Credit: Chunzai Wang
During the summer of 2020, especially June and July, periods of extreme heavy rainfall occurred in China’s Yangtze River Valley (YRV). These rain events caused the severest floods for the region since the summer of 1998. Despite this, the 2020 western North Pacific (WNP) typhoon season started slowly, but eventually produced 23 named tropical cyclones, still slightly below 27, the WNP seasonal average. As summer transitioned to winter, three severe cold surges swept most parts of China during late 2020 and early 2021, prompting the National Meteorological Center to issue its highest cold surge warning alert for the first time in four years. After a volatile weather year, scientists are finding answers as to why the past year featured so many extreme weather and climate events in China.
Professor Chunzai Wang and his team in the State Key Laboratory of Tropical Oceanography, South China Sea Institute of Oceanology, Chinese Academy of Sciences were tasked to analyze global and regional climate influences that may have played roles in the 2020/21 extreme weather events. The researchers found many key oceanographic and meteorological connections, which have just been published in Advances in Atmospheric Sciences.
Sea surface temperature (SST) fluctuations in the tropical Pacific, Indian, and Atlantic Oceans can contribute to heavy rainfall events in China. However, observational data suggest that Atlantic and Indian Ocean influences dominate over those from the Pacific. Beginning in May 2020, positive SST anomalies, or change from average, throughout the tropical western North Atlantic (WNA) induced positive geopotential height anomalies in June over the mid-latitude North Atlantic. Geopotential height is the altitude above sea level at which a certain pressure surface exists, typically analyzed at 500mb. This metric is excellent for identifying the ridges and troughs which affect the rainfall anomalies in the YRV via an Atlantic-induced atmospheric “wave train” across Eurasia. Further analysis suggests that the Indian Ocean did not significantly affect June rainfall over the YRV. However, when considering June and July rainfall together, both the Indian Ocean and WNA influences are important.

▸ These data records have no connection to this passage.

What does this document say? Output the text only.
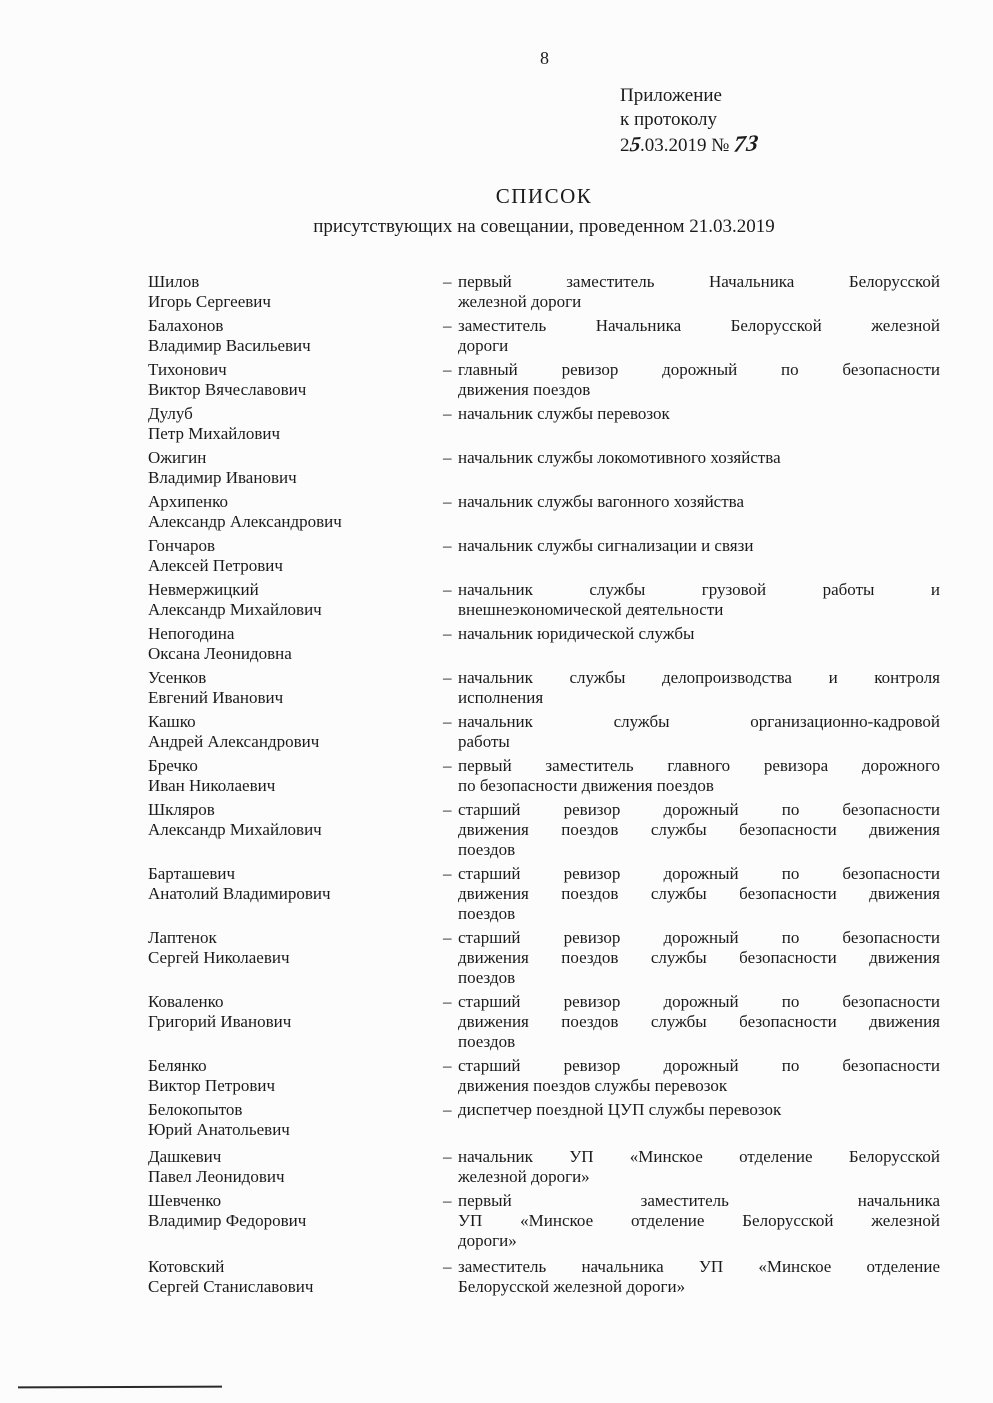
8
Приложение
к протоколу
25.03.2019 № 73
СПИСОК
присутствующих на совещании, проведенном 21.03.2019
Шилов
Игорь Сергеевич
– первый заместитель Начальника Белорусской
железной дороги
Балахонов
Владимир Васильевич
– заместитель Начальника Белорусской железной
дороги
Тихонович
Виктор Вячеславович
– главный ревизор дорожный по безопасности
движения поездов
Дулуб
Петр Михайлович
– начальник службы перевозок
Ожигин
Владимир Иванович
– начальник службы локомотивного хозяйства
Архипенко
Александр Александрович
– начальник службы вагонного хозяйства
Гончаров
Алексей Петрович
– начальник службы сигнализации и связи
Невмержицкий
Александр Михайлович
– начальник службы грузовой работы и
внешнеэкономической деятельности
Непогодина
Оксана Леонидовна
– начальник юридической службы
Усенков
Евгений Иванович
– начальник службы делопроизводства и контроля
исполнения
Кашко
Андрей Александрович
– начальник службы организационно-кадровой
работы
Бречко
Иван Николаевич
– первый заместитель главного ревизора дорожного
по безопасности движения поездов
Шкляров
Александр Михайлович
– старший ревизор дорожный по безопасности
движения поездов службы безопасности движения
поездов
Барташевич
Анатолий Владимирович
– старший ревизор дорожный по безопасности
движения поездов службы безопасности движения
поездов
Лаптенок
Сергей Николаевич
– старший ревизор дорожный по безопасности
движения поездов службы безопасности движения
поездов
Коваленко
Григорий Иванович
– старший ревизор дорожный по безопасности
движения поездов службы безопасности движения
поездов
Белянко
Виктор Петрович
– старший ревизор дорожный по безопасности
движения поездов службы перевозок
Белокопытов
Юрий Анатольевич
– диспетчер поездной ЦУП службы перевозок
Дашкевич
Павел Леонидович
– начальник УП «Минское отделение Белорусской
железной дороги»
Шевченко
Владимир Федорович
– первый заместитель начальника
УП «Минское отделение Белорусской железной
дороги»
Котовский
Сергей Станиславович
– заместитель начальника УП «Минское отделение
Белорусской железной дороги»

Regarding the extremely cold surges during the 2020/21 winter, Prof. Wang’s team points to the Siberian High. An enhancement and northward movement of the Siberian High force the jet stream to develop a wavy pattern. This disrupts the polar vortex, allowing cold polar air to invade southward, thus inducing the cold surges in China (Fig. 1b) and North America (Fig. 1c).
The below average 2020 typhoon season is associated with large vertical wind shear (which is defined as the wind difference between the upper and lower troposphere) and low humidity in the WNP. Tropical cyclones do not form and develop in heavily sheared and dry environments. Scientists believe that these are responsible for fewer typhoons in the first half of the 2020 typhoon season.
This study points out the importance of three-ocean interactions and their influences across the Northern Hemisphere. The tropical Pacific, Indian, and Atlantic Oceans can affect the anticyclone in the WNP, providing moisture transport to its northwest side, therefore increasing summer rainfall in China. The same anticyclone also modifies atmospheric circulation and thermodynamic factors in the WNP, influencing typhoon activity. Global warming can increase the occurrence of extreme weather and climate events. However, future studies are needed to quantify the influences of global warming on an individual extreme weather and climate event.